No one knows where the gypsies come from, or where their first home was. The gypsies first appeared in Europe around the 14th century (if not sooner) and spread a tale that they came from a place named Little Egypt. To this day, no one knows for sure where Little Egypt was, but the people soon were called Gypsies, the name is a corruption of the word Egyptian. They call themselves the Rom. Many scholars link them and their language to northern India.
Gypsies are a wandering folk, always moving from place to place, staying a while, and then moving on. People tend to think of them as moving in wagons drawn by horses. Another romantic image is of the gypsy women dancing around a fire to wild, exotic music, slapping the time on her tambourine, while dark, handsome gypsy men watch with burning eyes and rising passions.

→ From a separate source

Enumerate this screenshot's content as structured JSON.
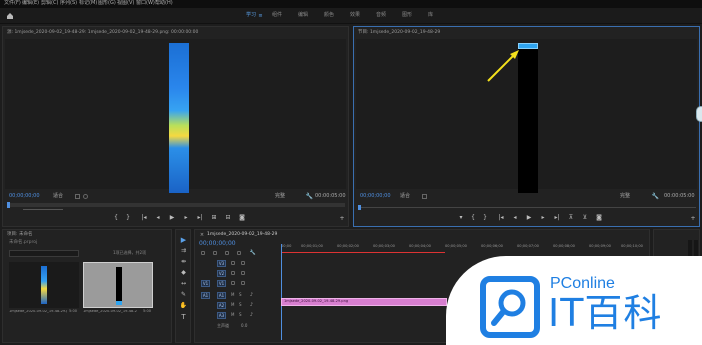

Gypsies also have a reputation as fortune tellers, either gazing through a crystal ball or by reading of Tarot cards. It is often said that one must cross a gypsy's palm with silver--or, preferably, gold-- in order for them to perform that service for a person. It makes sense; no one likes to work for free. This is what Graham did, and Madame Mushka then showed him the true nature of the trouble which had befallen Daventry. Later, when he returned to their camp, he found that the gypsies, as is there lifestyle, had moved on to someplace else.
In modern times gypsies tend to move around in automobiles and campers instead of wagons.